Pues bien: aceptada la necesidad de este proceso reformista, es fácil llegar a la conclusión de que la regeneración no será creíble si no adquiere cierto carácter constituyente y si no afecta a aquellos elementos del sistema vigente que han quedado claramente obsoletos. En otras palabras, la reforma constitucional no es una posibilidad optativa, como parece creer el Partido Popular (y menos mal que ahora se muestra dispuesto a calibrar la posibilidad de realizarla porque hasta hace poco su negativa era frontal), sino una necesidad inaplazable que no puede eludirse si se quiere sacar a este país de una singular y crítica encrucijada.
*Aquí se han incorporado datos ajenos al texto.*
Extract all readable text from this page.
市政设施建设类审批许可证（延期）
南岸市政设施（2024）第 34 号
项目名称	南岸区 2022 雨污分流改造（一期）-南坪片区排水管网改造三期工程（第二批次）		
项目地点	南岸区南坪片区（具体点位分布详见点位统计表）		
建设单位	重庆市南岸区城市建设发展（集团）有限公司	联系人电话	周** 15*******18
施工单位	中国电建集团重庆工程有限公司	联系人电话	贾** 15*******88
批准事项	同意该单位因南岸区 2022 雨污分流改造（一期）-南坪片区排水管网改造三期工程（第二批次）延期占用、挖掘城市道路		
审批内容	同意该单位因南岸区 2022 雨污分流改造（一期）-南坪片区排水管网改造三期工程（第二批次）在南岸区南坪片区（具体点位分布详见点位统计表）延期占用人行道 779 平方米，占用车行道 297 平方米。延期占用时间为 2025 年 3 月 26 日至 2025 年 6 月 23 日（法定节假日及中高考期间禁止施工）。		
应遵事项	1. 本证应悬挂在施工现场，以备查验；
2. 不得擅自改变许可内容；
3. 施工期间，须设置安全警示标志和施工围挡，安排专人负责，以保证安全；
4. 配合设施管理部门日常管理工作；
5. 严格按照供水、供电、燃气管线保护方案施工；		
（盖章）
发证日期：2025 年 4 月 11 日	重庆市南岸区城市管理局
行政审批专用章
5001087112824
El PSOE ha propuesto, como es conocido, iniciar los trabajos en una subcomisión de la comisión constitucional del Congreso, como trabajo previo a la ponencia; en esta fase se delimitaría el alcance de la reforma y las diferentes soluciones mediante la comparecencia de expertos y la petición de informes a órganos constitucionales. El PP ya se ha opuesto a este procedimiento, por más que hubiera sido una buena fórmula para avanzar y salir del impasse en que se encuentra el proceso político, claramente desbordado en Cataluña hace tiempo que el Gobierno central ha perdido la iniciativa y perplejo ante la irrupción de un Pablo Iglesias ya investido del liderazgo formal de su organización, destilando lentamente su programa mientras las restantes formaciones cruzan materialmente los dedos. Pero la propuesta sigue en pie: la reforma constitucional sigue siendo el mejor camino.

La única forma de combatir las inciertas reclamaciones que se formulan desde fuera de las instituciones es regenerando ostensiblemente y con valentía, sin que haya lugar a dudas, el viejo sistema para reparar sus vías de agua y situarlo a la altura de los tiempos y de las circunstancias.